Skillv2.2.0

ClawScan security

editor · ClawHub's context-aware review of the artifact, metadata, and declared behavior.

BenignMar 12, 2026, 6:43 AM

Verdict: benign
Confidence: high
Model: gpt-5-mini
Summary: The skill's requirements and instructions align with an editing tool: it asks for no credentials, does not install software, and its SKILL.md tells the agent to perform editing — the included Python script is a harmless output scaffold.
Guidance: This skill appears internally consistent and low-risk: it contains only editorial instructions and a tiny script that prints a structured scaffold. A few practical notes before installing: 1) The actual rewriting is performed by the agent/LLM following SKILL.md, so review how your agent provider will handle the text (privacy/retention) if you send sensitive content. 2) The included Python script does not perform edits — tests you run should use the agent behavior described in SKILL.md, not rely on the script to transform text. 3) If you want to prevent autonomous invocation, adjust agent/skill policies (this skill being able to be invoked autonomously is platform-default, not a sign of maliciousness). If you have confidential material, try the skill first on non-sensitive samples to confirm it behaves as you expect.

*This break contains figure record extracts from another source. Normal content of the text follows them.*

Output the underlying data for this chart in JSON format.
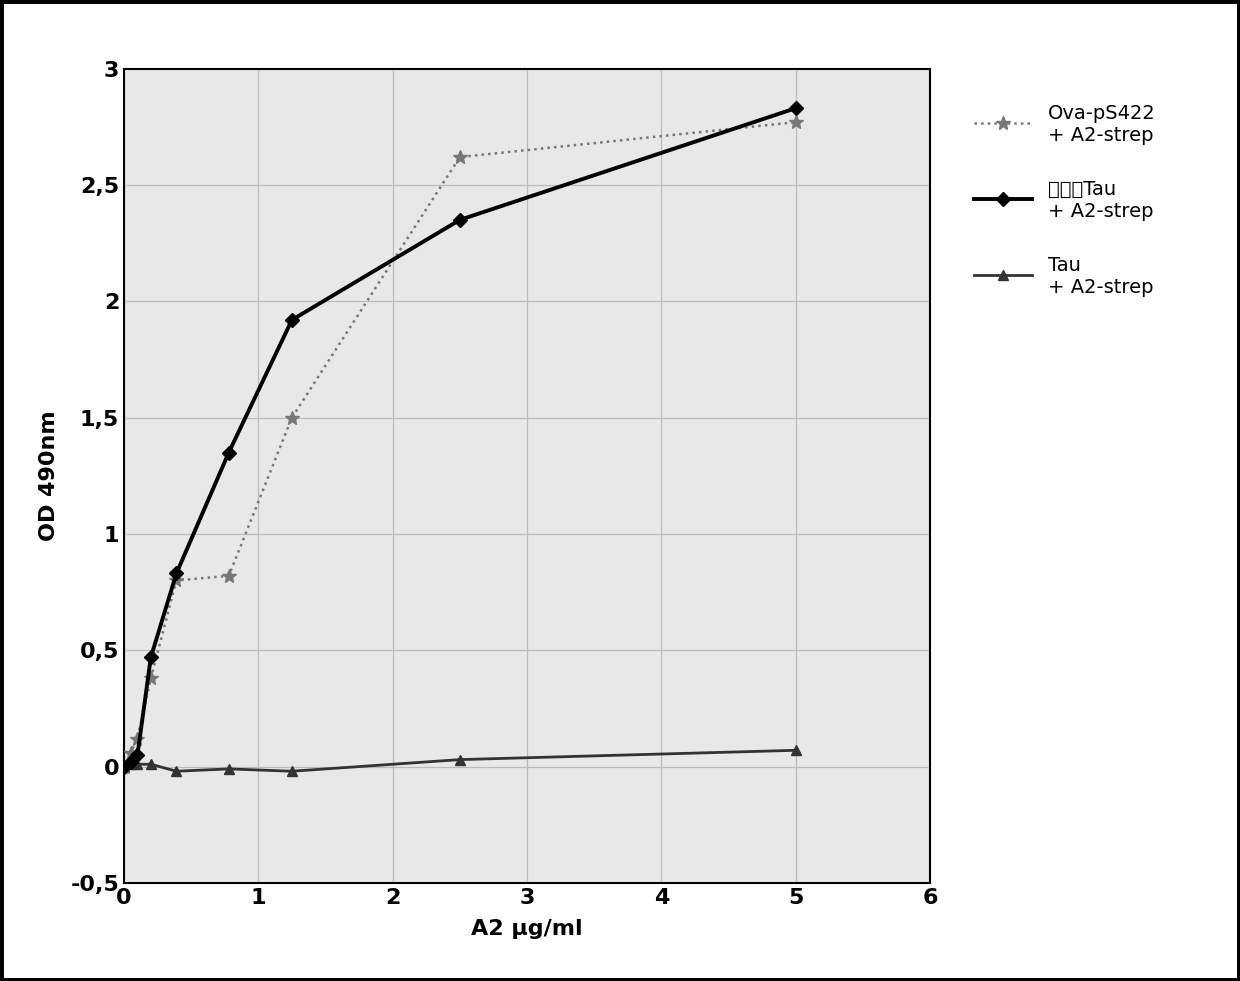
{
  "series1_label": "磷酸化Tau\n+ A2-strep",
  "series2_label": "Ova-pS422\n+ A2-strep",
  "series3_label": "Tau\n+ A2-strep",
  "series1_x": [
    0.0,
    0.05,
    0.1,
    0.2,
    0.39,
    0.78,
    1.25,
    2.5,
    5.0
  ],
  "series1_y": [
    0.0,
    0.02,
    0.05,
    0.47,
    0.83,
    1.35,
    1.92,
    2.35,
    2.83
  ],
  "series2_x": [
    0.0,
    0.05,
    0.1,
    0.2,
    0.39,
    0.78,
    1.25,
    2.5,
    5.0
  ],
  "series2_y": [
    0.0,
    0.06,
    0.12,
    0.38,
    0.8,
    0.82,
    1.5,
    2.62,
    2.77
  ],
  "series3_x": [
    0.0,
    0.05,
    0.1,
    0.2,
    0.39,
    0.78,
    1.25,
    2.5,
    5.0
  ],
  "series3_y": [
    0.0,
    0.01,
    0.01,
    0.01,
    -0.02,
    -0.01,
    -0.02,
    0.03,
    0.07
  ],
  "xlabel": "A2 μg/ml",
  "ylabel": "OD 490nm",
  "xlim": [
    0,
    6
  ],
  "ylim": [
    -0.5,
    3.0
  ],
  "xticks": [
    0,
    1,
    2,
    3,
    4,
    5,
    6
  ],
  "yticks": [
    -0.5,
    0,
    0.5,
    1,
    1.5,
    2,
    2.5,
    3
  ],
  "ytick_labels": [
    "-0,5",
    "0",
    "0,5",
    "1",
    "1,5",
    "2",
    "2,5",
    "3"
  ],
  "line1_color": "#000000",
  "line2_color": "#777777",
  "line3_color": "#333333",
  "plot_bg_color": "#e8e8e8",
  "fig_bg_color": "#ffffff",
  "grid_color": "#bbbbbb",
  "border_color": "#000000",
  "figsize": [
    12.4,
    9.81
  ],
  "dpi": 100
}
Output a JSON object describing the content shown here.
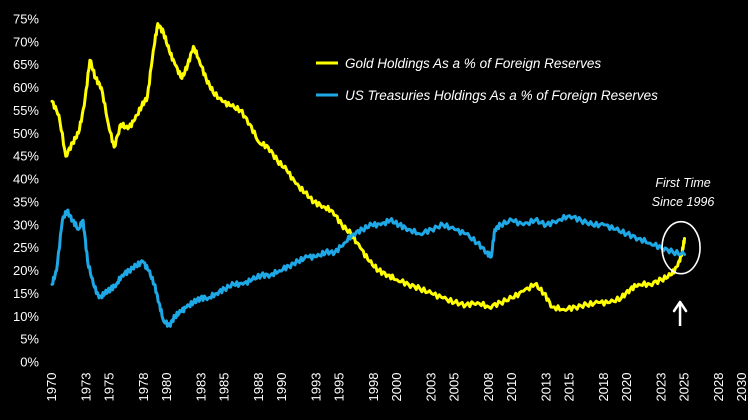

Purpose & Capability: noteThe name/description and SKILL.md describe an editing assistant that relies on the agent (LLM) to rewrite user-provided text. The package requests no credentials or binaries. One minor mismatch: scripts/render_output.py is only a simple scaffold that echoes input rather than performing edits, but that is consistent with an instruction-first design where the model does the actual editing.
Instruction Scope: okSKILL.md confines behavior to refining user-supplied text, choosing a context label, and returning structured output. It does not instruct reading unrelated files, environment variables, or sending data to external endpoints.
Install Mechanism: okThere is no install spec (instruction-only), so nothing is downloaded or written to disk beyond the tiny included scaffold script. This is low-risk and proportional for the stated purpose.
Credentials: okThe skill declares no required environment variables, credentials, or config paths. The SKILL.md and script do not reference hidden env vars or secret material.
Persistence & Privilege: okThe skill is not always-enabled and requests no elevated system presence. It does not modify other skills or system configuration. Autonomous invocation is allowed by default (platform standard) but not combined with other red flags.